Ist sein Verlag dann womöglich ruiniert? Treuheit glaubt das nicht. Das letzte Jahr ist das umsatzstärkste in der Geschichte des Kleinverlages gewesen, angesichts der Krise in der Buchbranche könnte man das auch für ein kleines Wunder halten. Das Haus steht auf mehreren Säulen: Für seine Kalender, zum Teil Kunstwerke, wurde "Ars vivendi" mehrmals ausgezeichnet. Die zwischenzeitlich wuchernde Regionalkrimi-Mode trug das Haus durch härtere Zeiten. Geschichte, Reisethemen und Literatur aus Franken gehören ebenso zum Programm wie das Geschäft mit Literatur-Beiwerk, witzigen Accessoires und Rätsel-Spielen.

Belletristik macht nur etwa ein Viertel des Umsatzes aus, so hält sich das Haus über Wasser. Und wagt sich gerade an ein weiteres Projekt, zu dem Ökonomen eher nicht raten würden. Treuheit legt Klassiker der Literatur aus Franken neu auf. Die Reihe beginnt mit Hermann Kesten, der wohl als klassischer Franke gelten darf. 1974 mit dem bedeutendsten Literaturpreis der Republik ausgezeichnet, dem Büchner-Preis, ist Kesten weithin in Vergessenheit geraten. Wer seine Feuilletons aus "Dichter im Café" liest, eine Tour d'horizon durch die Kaffeehausliteratur mehrerer Städte und Epochen, kann das gut verstehen. Bildungsbürgerlich elegant ist das, was Kesten schreibt, aber alles andere als literarischer Schampus. Was umso mehr für den zweiten Band der Reihe zutrifft, für die Milieustudie "Ein Unding der Liebe" von Ludwig Fels. Auch dieser Roman aus der sozialen Provinz gehörte mal zum Kanon, ist aber lang schon vergriffen.

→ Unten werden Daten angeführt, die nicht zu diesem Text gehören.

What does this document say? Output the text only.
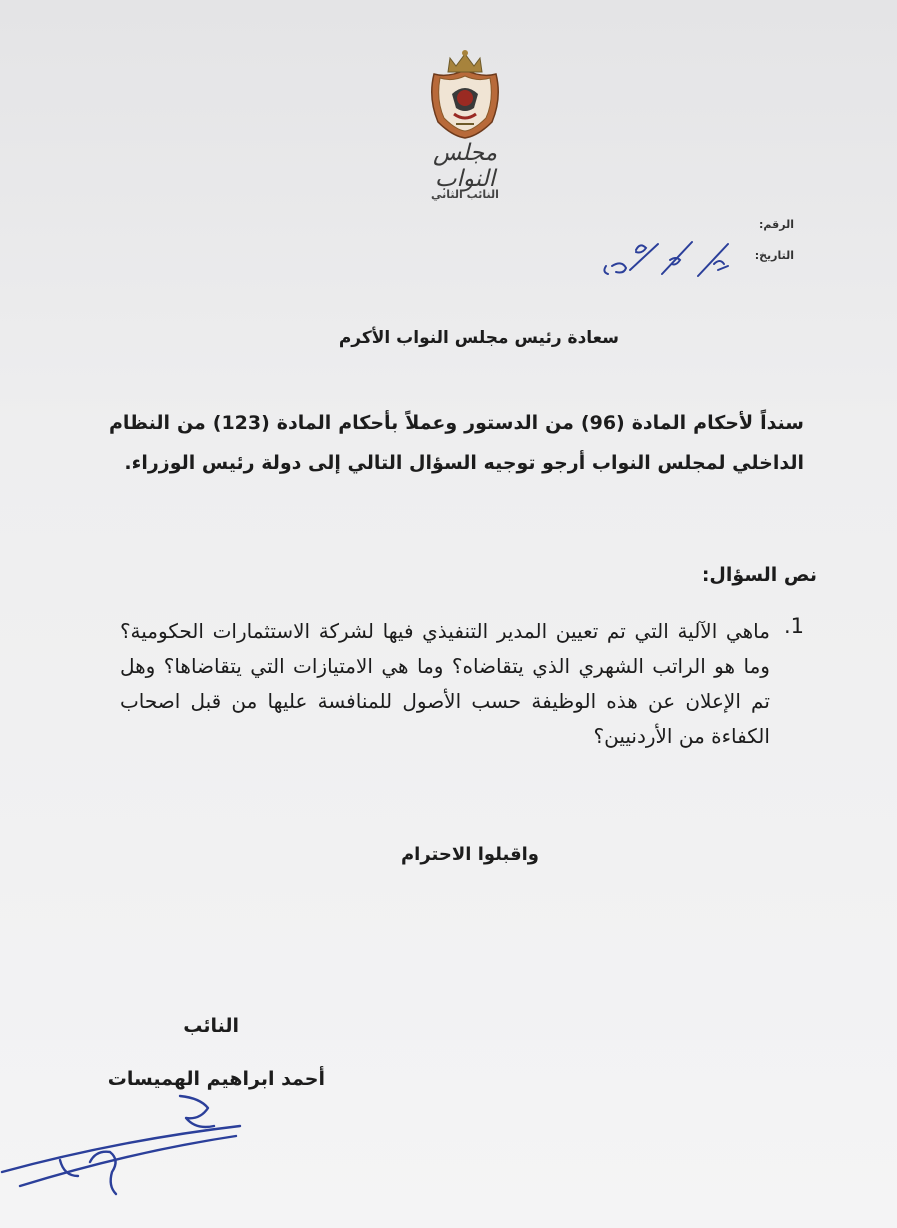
مجلس النواب
النائب الثاني
الرقم:
التاريخ:
سعادة رئيس مجلس النواب الأكرم
سنداً لأحكام المادة (96) من الدستور وعملاً بأحكام المادة (123) من النظام الداخلي لمجلس النواب أرجو توجيه السؤال التالي إلى دولة رئيس الوزراء.
نص السؤال:
1.
ماهي الآلية التي تم تعيين المدير التنفيذي فيها لشركة الاستثمارات الحكومية؟ وما هو الراتب الشهري الذي يتقاضاه؟ وما هي الامتيازات التي يتقاضاها؟ وهل تم الإعلان عن هذه الوظيفة حسب الأصول للمنافسة عليها من قبل اصحاب الكفاءة من الأردنيين؟
واقبلوا الاحترام
النائب
أحمد ابراهيم الهميسات
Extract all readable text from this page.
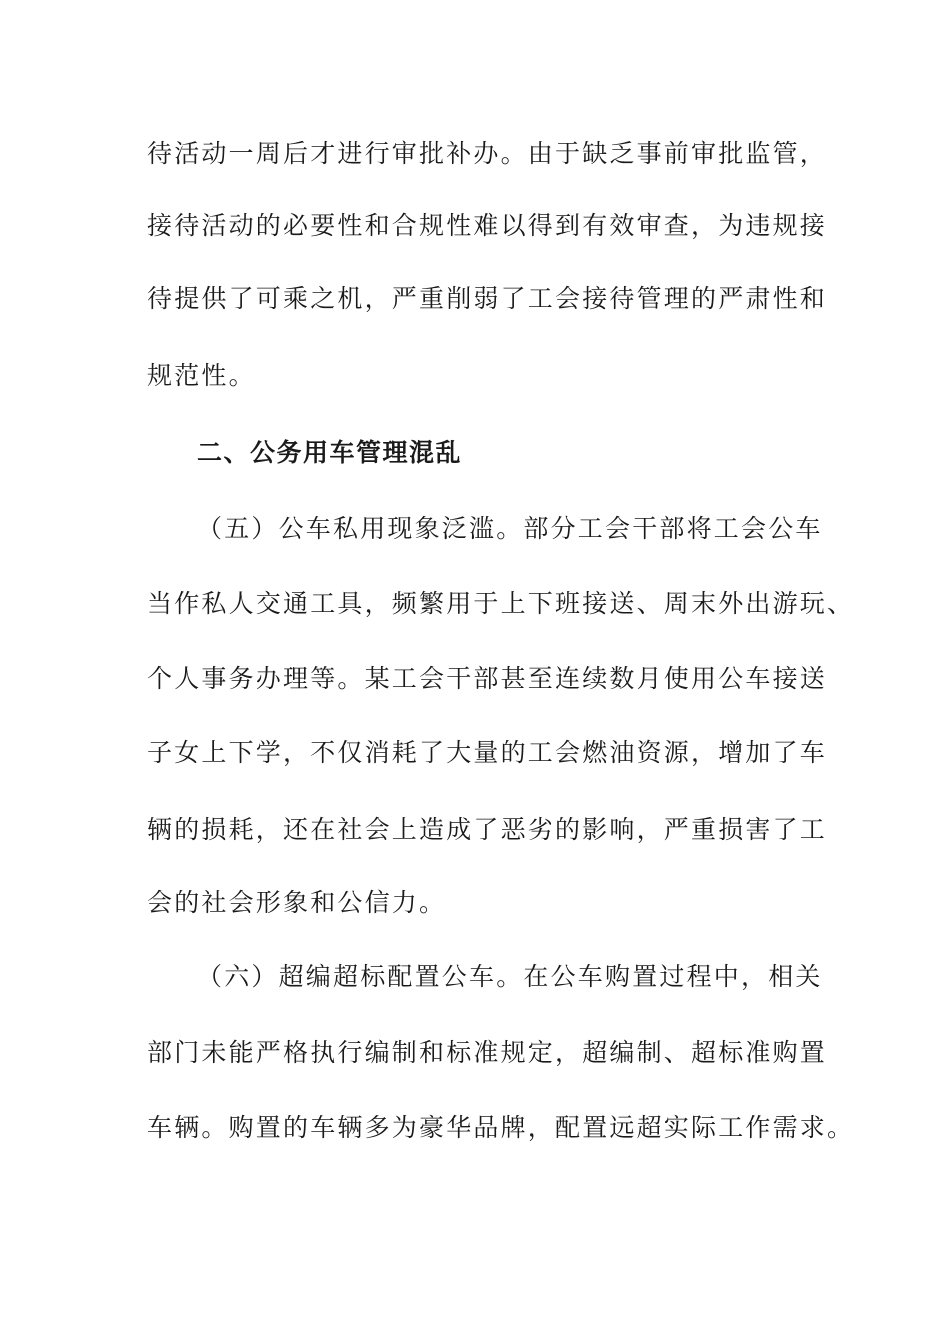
待活动一周后才进行审批补办。由于缺乏事前审批监管，
接待活动的必要性和合规性难以得到有效审查，为违规接
待提供了可乘之机，严重削弱了工会接待管理的严肃性和
规范性。
二、公务用车管理混乱
（五）公车私用现象泛滥。部分工会干部将工会公车
当作私人交通工具，频繁用于上下班接送、周末外出游玩、
个人事务办理等。某工会干部甚至连续数月使用公车接送
子女上下学，不仅消耗了大量的工会燃油资源，增加了车
辆的损耗，还在社会上造成了恶劣的影响，严重损害了工
会的社会形象和公信力。
（六）超编超标配置公车。在公车购置过程中，相关
部门未能严格执行编制和标准规定，超编制、超标准购置
车辆。购置的车辆多为豪华品牌，配置远超实际工作需求。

Treuheit hat beide Bände in bibliophilen Ausgaben herausgebracht, folgen sollen noch Werke von Jakob Wassermann, Leonhard Frank, Karlheinz Deschner. "Wenn wir es nicht machen, wer sonst?", fragt Treuheit. Wohl wahr: "Ars Vivendi" war 1988 der einzige Publikumsverlag in Franken. Und ist es bis heute geblieben.